Des élections européennes masquées par les régionales

Si l’ascension qu’il a connue à ses débuts n’est plus, Vox se maintient. Le 12 mai 2024, à l’occasion des élections catalanes, très suivies en Espagne, le parti de Santiago Abascal a réussi à déjouer les sondages et à conserver onze sièges au Parlement de Catalogne, en gagnant 30 000 voix par rapport à 2021.

Vox a également réussi à stopper la montée d'Aliança Catalana, parti indépendantiste d’extrême droite dirigé dirigé par Sílvia Orriols et concurrent direct au discours anti-immigration de Vox. Le parti n'a obtenu que deux sièges. Avec ce résultat, Vox a mis fin à une possible chute des voix qui pesait sur lui. Vox n’a cependant pas réussi à empêcher la percée du PP qui a gagné 12 sièges supplémentaires.

Pour le moment, le scrutin du 9 juin passe au second plan, largement derrière les élections régionales. L’Espagne est marquée par une forte crispation politique. Pour les élections européennes, les sondages prévoient un scrutin très serré. Les conservateurs du PP, sont crédités de 33,5 % juste devant les socialiste du PSOE, au pouvoir depuis 2018 avec Pedro Sanchez (30,1 %). Vox arrive loin derrière avec 12,6 %.

"L’Espagne est pourtant un pays très europhile mais les élections européennes n’attirent pas beaucoup ici. Il y a une participation moins forte que pour d’autres élections, confirme Pablo Simon. Souvent, les Espagnols vont voter aux élections européennes comme ils votent aux élections générales. L'intuition que l'on pourrait avoir, c'est donc que Vox va avoir un score semblable aux élections générales, autour de 11 %".

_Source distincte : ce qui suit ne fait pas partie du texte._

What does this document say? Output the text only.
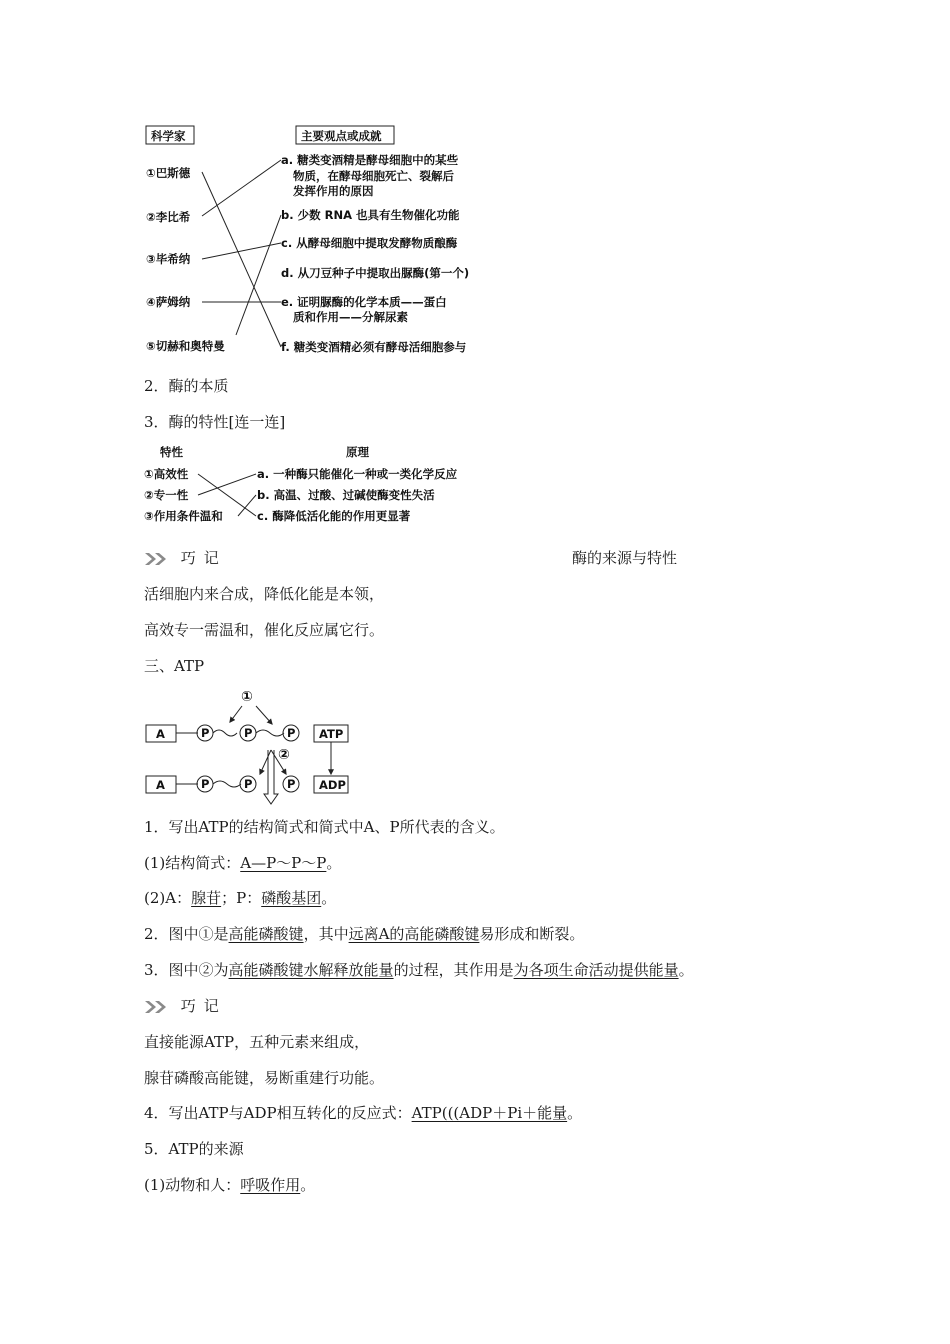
科学家	主要观点或成就
①巴斯德
②李比希
③毕希纳
④萨姆纳
⑤切赫和奥特曼
a. 糖类变酒精是酵母细胞中的某些
物质，在酵母细胞死亡、裂解后
发挥作用的原因
b. 少数 RNA 也具有生物催化功能
c. 从酵母细胞中提取发酵物质酿酶
d. 从刀豆种子中提取出脲酶(第一个)
e. 证明脲酶的化学本质——蛋白
质和作用——分解尿素
f. 糖类变酒精必须有酵母活细胞参与
2．酶的本质
3．酶的特性[连一连]
特性	原理
①高效性
②专一性
③作用条件温和
a. 一种酶只能催化一种或一类化学反应
b. 高温、过酸、过碱使酶变性失活
c. 酶降低活化能的作用更显著
巧记	酶的来源与特性
活细胞内来合成，降低化能是本领，
高效专一需温和，催化反应属它行。
三、ATP
A
A
P	P	P
P	P	P
①
②
ATP
ADP
1．写出ATP的结构简式和简式中A、P所代表的含义。
(1)结构简式：A—P～P～P。
(2)A：腺苷；P：磷酸基团。
2．图中①是高能磷酸键，其中远离A的高能磷酸键易形成和断裂。
3．图中②为高能磷酸键水解释放能量的过程，其作用是为各项生命活动提供能量。
巧记
直接能源ATP，五种元素来组成，
腺苷磷酸高能键，易断重建行功能。
4．写出ATP与ADP相互转化的反应式：ATP(((ADP＋Pi＋能量。
5．ATP的来源
(1)动物和人：呼吸作用。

À la différence de la France, de l’Allemagne ou de l’Italie, 90 % des partis espagnols sont pro-européens. Vox est le seul parti espagnol à avoir une position eurosceptique.

"Pour Vox, ces élections européennes ne sont pas décisives. Ils vont vouloir avoir un bon résultat, bien sûr, mais il n’y a pas un grand défi, un enjeu majeur", ajoute le politologue.